En los últimos meses y días, a raíz de la contienda electoral en Estados Unidos, hemos escuchado o leído el tema de la renegociación del Tratado entre Estados Unidos, México y Canadá (T-MEC)

En los últimos meses y días, a raíz de la contienda electoral en Estados Unidos, hemos escuchado o leído el tema de la renegociación del Tratado entre Estados Unidos, México y Canadá (T-MEC). El ahora presidente electo de Estados Unidos ha hecho declaraciones en torno a la industria automotriz en el sentido de impulsar su desarrollo y frenar incluso la importación de vehículos a Estados Unidos. Al decir esto se ha referido muy en particular a nuestro país, llegando incluso a dirigirse a los inversionistas de este sector en el sentido de que ya no abran plantas en México, sino en Estados Unidos. Tan cierto es esto que Tesla, quien había anunciado la instalación de una planta en Nuevo León, ha puesto en pausa dicha inversión y por lo que se avizora no se ve que se vaya a hacer, máxime que Elon Musk, su propietario, pertenece al círculo cercano del presidente Trump.

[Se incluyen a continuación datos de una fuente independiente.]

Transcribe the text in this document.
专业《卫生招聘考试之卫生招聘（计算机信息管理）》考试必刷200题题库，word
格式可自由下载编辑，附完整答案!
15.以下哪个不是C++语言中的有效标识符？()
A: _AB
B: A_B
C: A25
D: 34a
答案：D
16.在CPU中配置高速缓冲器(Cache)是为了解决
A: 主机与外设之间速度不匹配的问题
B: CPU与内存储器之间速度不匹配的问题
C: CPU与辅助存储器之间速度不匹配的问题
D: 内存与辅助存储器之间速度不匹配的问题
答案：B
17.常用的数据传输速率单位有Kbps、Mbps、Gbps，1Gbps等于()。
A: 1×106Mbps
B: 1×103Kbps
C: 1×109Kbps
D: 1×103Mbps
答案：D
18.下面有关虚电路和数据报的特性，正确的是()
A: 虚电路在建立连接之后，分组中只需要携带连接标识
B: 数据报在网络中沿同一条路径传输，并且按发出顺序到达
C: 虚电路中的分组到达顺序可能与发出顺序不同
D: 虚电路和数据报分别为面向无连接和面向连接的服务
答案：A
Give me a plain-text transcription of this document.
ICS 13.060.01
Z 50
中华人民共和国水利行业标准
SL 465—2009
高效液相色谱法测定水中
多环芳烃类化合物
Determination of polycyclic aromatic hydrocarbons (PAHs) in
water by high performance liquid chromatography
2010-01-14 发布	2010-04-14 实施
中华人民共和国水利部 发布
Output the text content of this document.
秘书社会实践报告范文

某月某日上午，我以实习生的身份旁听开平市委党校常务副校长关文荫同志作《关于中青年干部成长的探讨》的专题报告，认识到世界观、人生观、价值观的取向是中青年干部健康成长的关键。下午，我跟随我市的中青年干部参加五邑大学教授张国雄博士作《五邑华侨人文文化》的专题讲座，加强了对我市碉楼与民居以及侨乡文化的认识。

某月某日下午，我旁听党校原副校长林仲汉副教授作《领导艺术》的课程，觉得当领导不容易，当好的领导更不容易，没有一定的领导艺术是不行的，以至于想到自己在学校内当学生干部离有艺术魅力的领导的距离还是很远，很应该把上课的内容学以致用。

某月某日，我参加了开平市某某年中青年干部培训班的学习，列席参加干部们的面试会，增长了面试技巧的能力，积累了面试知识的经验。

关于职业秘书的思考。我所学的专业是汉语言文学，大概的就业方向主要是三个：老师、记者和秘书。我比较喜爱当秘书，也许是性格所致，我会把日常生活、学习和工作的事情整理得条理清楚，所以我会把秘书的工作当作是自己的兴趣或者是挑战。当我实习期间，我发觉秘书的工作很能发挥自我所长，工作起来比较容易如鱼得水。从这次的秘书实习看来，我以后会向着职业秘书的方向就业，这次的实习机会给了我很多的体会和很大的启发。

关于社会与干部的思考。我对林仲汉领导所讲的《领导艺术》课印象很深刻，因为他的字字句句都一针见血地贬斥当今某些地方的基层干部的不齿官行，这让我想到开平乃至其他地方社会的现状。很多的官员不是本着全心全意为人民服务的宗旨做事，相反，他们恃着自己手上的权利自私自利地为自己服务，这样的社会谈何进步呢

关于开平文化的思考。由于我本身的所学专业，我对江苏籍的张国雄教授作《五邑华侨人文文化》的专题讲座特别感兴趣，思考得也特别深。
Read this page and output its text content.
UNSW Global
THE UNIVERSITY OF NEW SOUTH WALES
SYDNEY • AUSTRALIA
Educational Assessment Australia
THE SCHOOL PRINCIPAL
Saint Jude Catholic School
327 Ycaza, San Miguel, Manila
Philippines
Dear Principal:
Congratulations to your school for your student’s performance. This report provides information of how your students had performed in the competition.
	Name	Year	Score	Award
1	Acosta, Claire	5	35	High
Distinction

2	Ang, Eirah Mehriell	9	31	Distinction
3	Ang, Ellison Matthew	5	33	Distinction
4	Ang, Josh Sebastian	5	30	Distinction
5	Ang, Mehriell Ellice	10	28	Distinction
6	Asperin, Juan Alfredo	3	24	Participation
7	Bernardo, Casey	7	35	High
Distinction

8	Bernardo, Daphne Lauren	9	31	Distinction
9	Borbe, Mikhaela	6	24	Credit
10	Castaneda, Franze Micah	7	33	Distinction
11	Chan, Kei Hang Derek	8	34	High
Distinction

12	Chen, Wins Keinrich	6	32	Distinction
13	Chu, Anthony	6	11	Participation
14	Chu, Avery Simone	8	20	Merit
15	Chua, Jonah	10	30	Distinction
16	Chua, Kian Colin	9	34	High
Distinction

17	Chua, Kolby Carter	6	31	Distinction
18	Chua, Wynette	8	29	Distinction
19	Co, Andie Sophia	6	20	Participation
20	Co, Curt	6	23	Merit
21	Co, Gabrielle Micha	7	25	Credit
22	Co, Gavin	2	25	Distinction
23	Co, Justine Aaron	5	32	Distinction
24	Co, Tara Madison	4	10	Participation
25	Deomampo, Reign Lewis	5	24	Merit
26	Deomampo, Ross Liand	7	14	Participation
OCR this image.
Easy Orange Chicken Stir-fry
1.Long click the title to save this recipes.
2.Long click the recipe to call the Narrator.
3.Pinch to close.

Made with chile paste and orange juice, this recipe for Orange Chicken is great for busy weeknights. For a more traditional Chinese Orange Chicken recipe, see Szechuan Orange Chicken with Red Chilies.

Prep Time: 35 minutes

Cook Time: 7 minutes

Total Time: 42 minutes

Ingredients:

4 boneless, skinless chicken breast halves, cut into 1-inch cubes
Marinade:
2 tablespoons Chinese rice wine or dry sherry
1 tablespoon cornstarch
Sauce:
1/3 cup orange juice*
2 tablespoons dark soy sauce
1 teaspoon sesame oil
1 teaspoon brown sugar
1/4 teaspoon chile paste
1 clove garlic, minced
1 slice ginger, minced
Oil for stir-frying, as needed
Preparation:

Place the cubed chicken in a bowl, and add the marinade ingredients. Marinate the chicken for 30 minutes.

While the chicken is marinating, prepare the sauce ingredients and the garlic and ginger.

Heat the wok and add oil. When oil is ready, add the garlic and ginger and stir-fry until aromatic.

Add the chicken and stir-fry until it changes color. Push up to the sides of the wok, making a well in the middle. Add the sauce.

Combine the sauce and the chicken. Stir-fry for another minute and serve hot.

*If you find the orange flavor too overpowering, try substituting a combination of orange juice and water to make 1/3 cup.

Si nos ponemos a analizar algunas de las estadísticas y sobre todo volteamos a ver qué es lo que está sucediendo actualmente en el mercado de ventas de vehículos, podremos encontrar la respuesta. Muchos de ustedes seguramente se han percatado de que cada día vemos más espectaculares y comerciales de marcas de vehículos que antes nunca habíamos escuchado. Atrás están quedando las marcas tradicionales, sobre todo las norteamericanas y europeas. El mercado de venta de autos ya no es el mismo. Incluso han aumentado las distintas agencias de ventas y servicio de los nuevos automotores que están ingresando al país o que incluso se producen aquí. Hoy como nunca estamos viendo más vehículos de opciones híbridas o eléctricos que no imaginábamos llegarían tan rápido a México. Una gran mayoría de estos nuevos vehículos proviene de China.
En los últimos años las ventas de automóviles han ido en aumento, según datos del Inegi. Si comparamos las ventas de octubre de los últimos tres años, podemos ver que en 2022 fueron 92 mil 596; en 2023, un total de 114 mil 31, y este año se alcanzaron ventas por 122 mil 51 unidades. Aunado a lo anterior, si analizamos de dónde provienen los automóviles que importamos, nos vamos a llevar la sorpresa de que conforme ha ido avanzando el tiempo a quien más le comprábamos, que era a Estados Unidos, le estamos cada vez comprando menos y el país que está aumentando sus ventas a México es nada más y nada menos que China.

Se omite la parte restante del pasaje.